Les détecteurs de monoxyde de carbone pour les maisons sont souvent programmés pour donner l’alarme entre 8 et 11 ppm.

Des détecteurs, svp!

CHRONIQUE / Dimanche après-midi, 13h. Une alarme retentit dans la maison. Puis une deuxième. Pourtant, tout semble en ordre. Le poêle à bois chauffe comme à l’habitude. Il n’y a pas présence ni odeur de fumée, mais les détecteurs de monoxyde de carbone sonnent.

C’est ce qui m’est arrivé la semaine dernière. Quand la première alarme, celle du sous-sol, a sonné, je me suis dit «bon, une fausse alarme». Mais quand la deuxième, celle du rez-de-chaussée, s’est mise en marche, j’ai tout de suite contacté les pompiers, qui m’ont ordonné d’évacuer la maison sur-le-champ.

C’est quand on est confinés dehors, à -40 degrés Celsius ressentis, avec un enfant de quatre ans et les pompiers dans la maison, qu’on prend réellement conscience de l’importance d’avoir un détecteur de monoxyde de carbone (CO). Ce gaz chimique asphyxiant, qui se diffuse rapidement dans l’air, est très sournois. Il est comme l’oxygène, donc incolore, inodore, sans saveur et non irritant. Donc non détectable par les cinq sens. Je peux maintenant le confirmer. On se préparait pour une sieste et rien ne laisser présager qu’on se retrouverait dehors en si peu de temps par une journée si froide.

Les mesures prises par les pompiers ont confirmé la présence de CO dans la maison. La concentration était d’environ 40 parties par million (ppm). Selon des données fournies par le directeur du Service de sécurité incendie de Saint-Honoré, Yan Pelletier, aucun symptôme n’apparaît avec une telle concentration. Mais la donne peut rapidement changer. Avec 200 ppm, des maux de tête peuvent apparaître après deux ou trois heures d’exposition. Entre 350 et 600 ppm, des nausées s’ajoutent et un danger pour la vie peut apparaître au-delà de trois heures. Plus le nombre de ppm augmente, plus les symptômes sont graves.
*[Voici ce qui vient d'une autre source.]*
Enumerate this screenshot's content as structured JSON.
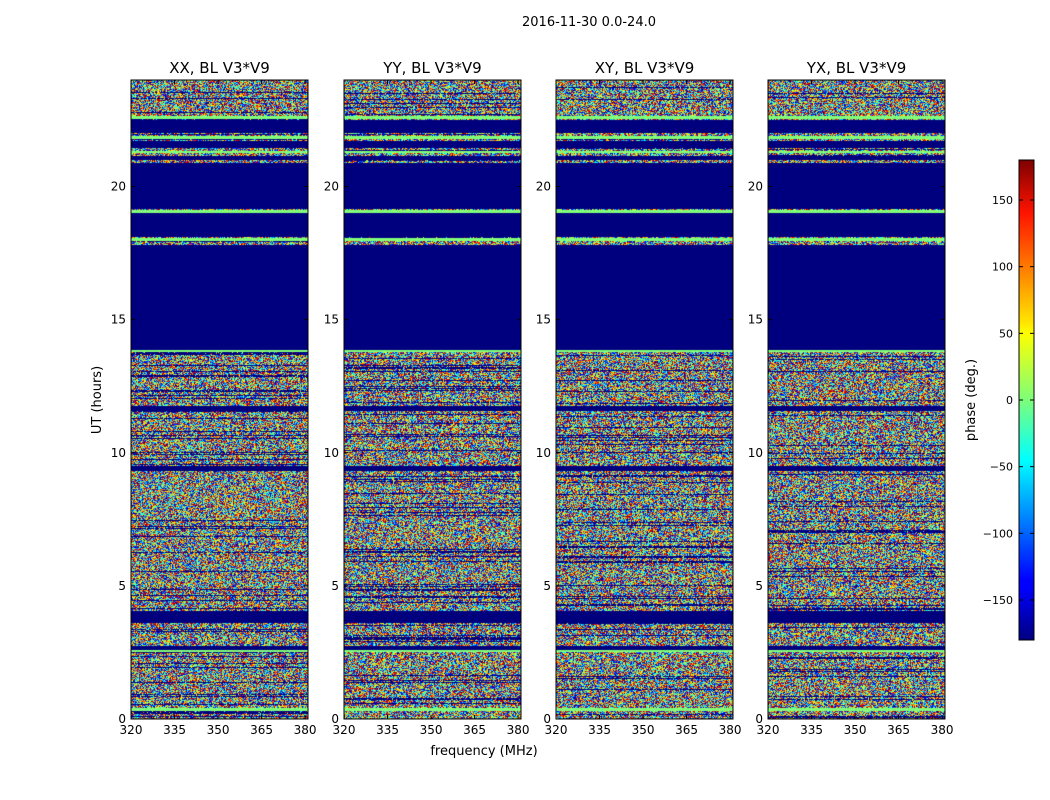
{
  "chart_data": {
    "type": "heatmap",
    "suptitle": "2016-11-30 0.0-24.0",
    "xlabel": "frequency (MHz)",
    "ylabel": "UT (hours)",
    "xlim": [
      320,
      381
    ],
    "ylim": [
      0,
      24
    ],
    "xticks": [
      320,
      335,
      350,
      365,
      380
    ],
    "yticks": [
      0,
      5,
      10,
      15,
      20
    ],
    "panels": [
      {
        "title": "XX, BL V3*V9",
        "pol": "XX"
      },
      {
        "title": "YY, BL V3*V9",
        "pol": "YY"
      },
      {
        "title": "XY, BL V3*V9",
        "pol": "XY"
      },
      {
        "title": "YX, BL V3*V9",
        "pol": "YX"
      }
    ],
    "colormap": "jet",
    "colorbar": {
      "label": "phase (deg.)",
      "range": [
        -180,
        180
      ],
      "ticks": [
        150,
        100,
        50,
        0,
        -50,
        -100,
        -150
      ],
      "tick_labels": [
        "150",
        "100",
        "50",
        "0",
        "−50",
        "−100",
        "−150"
      ]
    },
    "flagged_ranges_hours": [
      [
        13.85,
        17.8
      ],
      [
        18.1,
        19.0
      ],
      [
        19.15,
        20.9
      ],
      [
        21.0,
        21.15
      ],
      [
        21.45,
        21.7
      ],
      [
        22.0,
        22.5
      ],
      [
        11.55,
        11.75
      ],
      [
        9.3,
        9.5
      ],
      [
        3.6,
        4.05
      ],
      [
        2.6,
        2.75
      ]
    ]
  }
}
Entre 700 et 1000 ppm, une perte de conscience survient après deux heures, et ensuite la mort, tandis qu’entre 1600 et 10 000 ppm, il ne faut que quelques minutes pour perdre la vie. 
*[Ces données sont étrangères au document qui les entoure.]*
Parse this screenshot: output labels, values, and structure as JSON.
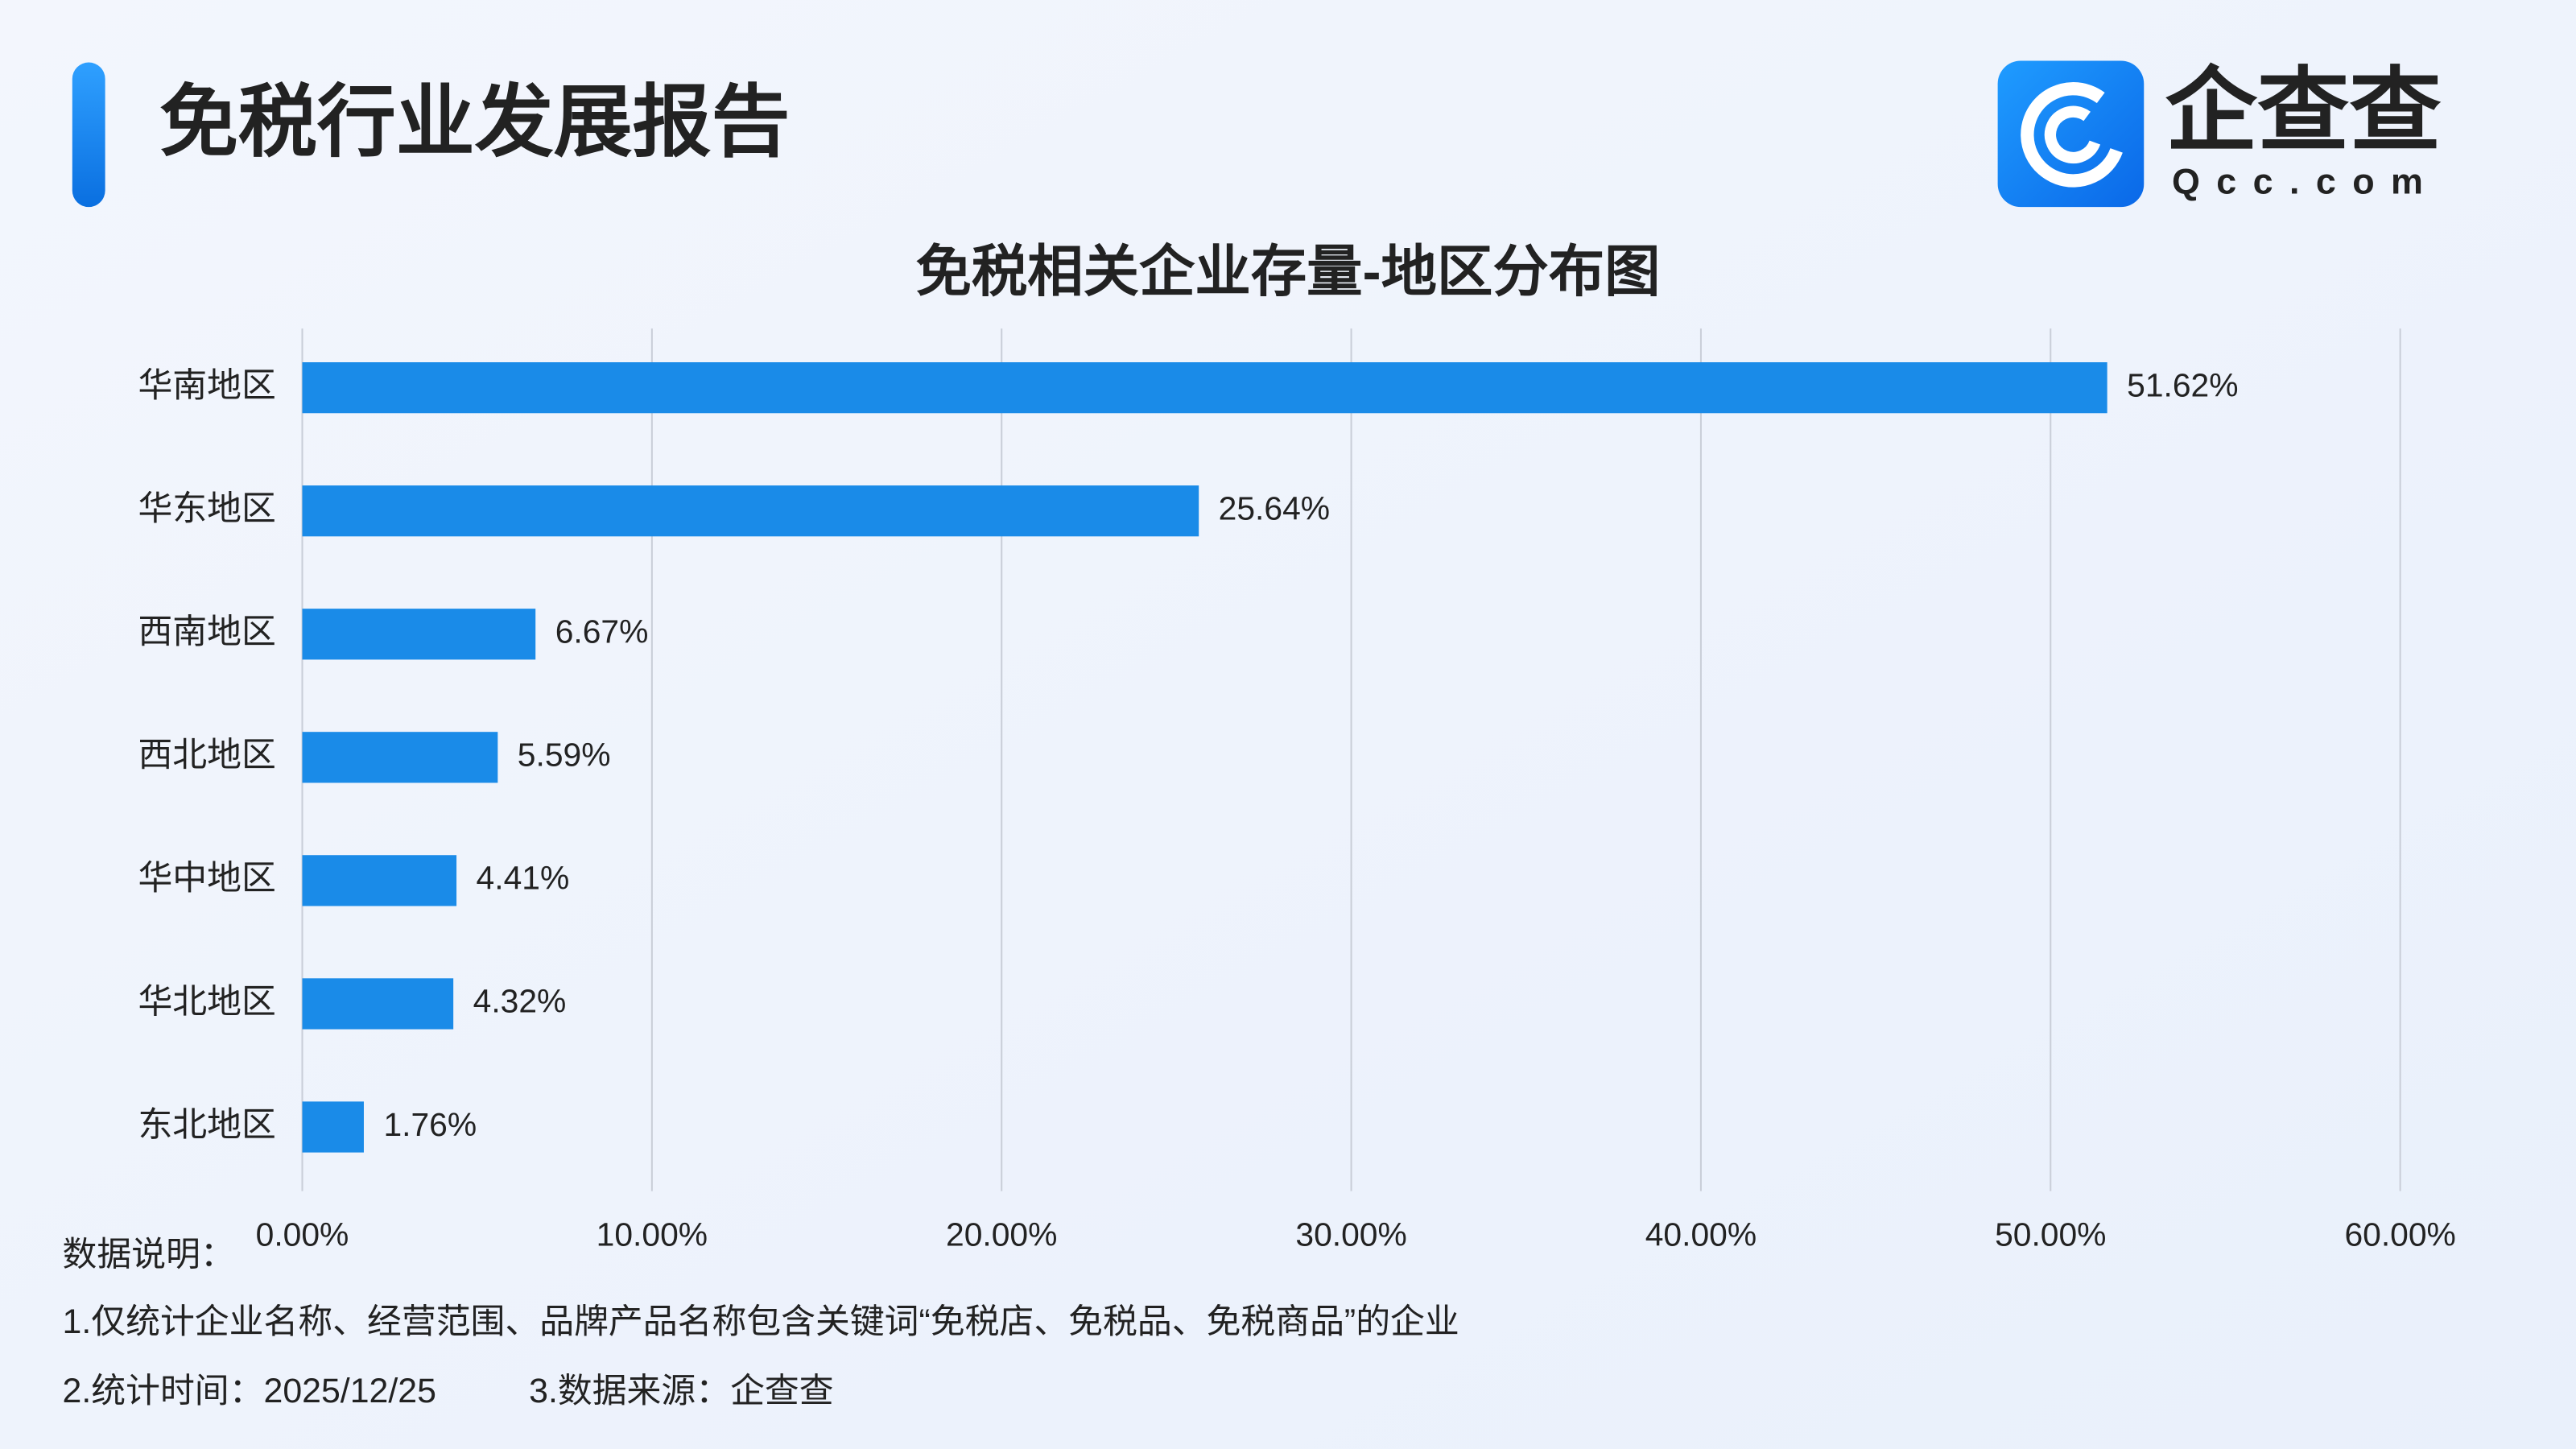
{
  "header": {
    "title": "免税行业发展报告",
    "logo_text": "企查查",
    "logo_domain": "Qcc.com"
  },
  "chart_data": {
    "type": "bar",
    "orientation": "horizontal",
    "title": "免税相关企业存量-地区分布图",
    "categories": [
      "华南地区",
      "华东地区",
      "西南地区",
      "西北地区",
      "华中地区",
      "华北地区",
      "东北地区"
    ],
    "values": [
      51.62,
      25.64,
      6.67,
      5.59,
      4.41,
      4.32,
      1.76
    ],
    "value_labels": [
      "51.62%",
      "25.64%",
      "6.67%",
      "5.59%",
      "4.41%",
      "4.32%",
      "1.76%"
    ],
    "color": "#1a8be8",
    "xlim": [
      0,
      60
    ],
    "xticks": [
      {
        "value": 0,
        "label": "0.00%"
      },
      {
        "value": 10,
        "label": "10.00%"
      },
      {
        "value": 20,
        "label": "20.00%"
      },
      {
        "value": 30,
        "label": "30.00%"
      },
      {
        "value": 40,
        "label": "40.00%"
      },
      {
        "value": 50,
        "label": "50.00%"
      },
      {
        "value": 60,
        "label": "60.00%"
      }
    ],
    "grid": true
  },
  "notes": [
    "数据说明：",
    "1.仅统计企业名称、经营范围、品牌产品名称包含关键词“免税店、免税品、免税商品”的企业",
    "2.统计时间：2025/12/25",
    "3.数据来源：企查查"
  ]
}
Les intoxications au monoxyde de carbone font trop souvent la manchette, particulièrement l’automne et l’hiver, quand les portes et les fenêtres sont fermées et qu’il n’y a pas de mouvement d’air. Selon les données du Centre intégré universitaire de santé et de services sociaux du Saguenay-Lac-Saint-Jean, publiées en décembre et rapportées par Le Quotidien, plus de 30 intoxications au monoxyde de carbone avaient été rapportées depuis le début de 2017. En 10 ans, 208 cas ont été répertoriés. En 2016-2017, dans la région, les véhicules à moteur, les appareils de chauffage, les appareils et outils à moteur, les réfrigérateurs au propane et les génératrices ont été les sources les plus répertoriées. Et dans 48 % des cas, le type de combustible responsable est l’essence. Le propane ou le gaz naturel est impliqué dans 24 % des cas et le bois dans 17 % des cas.

«Le monoxyde, c’est un produit de la combustion et tout ce qui brûle en produit», explique M. Pelletier. Dans le cas qui me concerne, c’est le poêle à bois qui est en cause. Les températures très froides, jumelées aux grands vents, ont eu pour effet d’entraîner une mauvaise combustion du bois, et ainsi la production de CO. Un conseil qui m’a été donné est de toujours laisser la clé ouverte, de sorte qu’on peut entendre l’air circuler par le poêle.

Selon M. Pelletier, les détecteurs de monoxyde de carbone pour les maisons sont souvent programmés pour donner l’alarme entre 8 et 11 ppm, ce qui est bien en dessous des premiers symptômes.

Il faut être prudent, puisque le CO a la même densité que l’oxygène (0,97 pour 1). Il atteint donc rapidement les zones respiratoires. Lorsqu’il est respiré, il pénètre dans le sang par les poumons et prend la place de l’oxygène. Les tissus et les organes qui dépendant de l’oxygène deviennent donc incapables de fonctionner correctement.

Entre le moment où j’ai appelé les pompiers et leur départ, il s’est écoulé un peu plus d’une heure. Le temps de mesurer la concentration de CO, d’aérer la maison et de s’assurer que le danger était éliminé. Une heure qui m’a permis de comprendre l’importance d’avoir un détecteur, même deux, pour prévenir les intoxications. Le danger était tout près de moi et je ne l’ai jamais vu venir.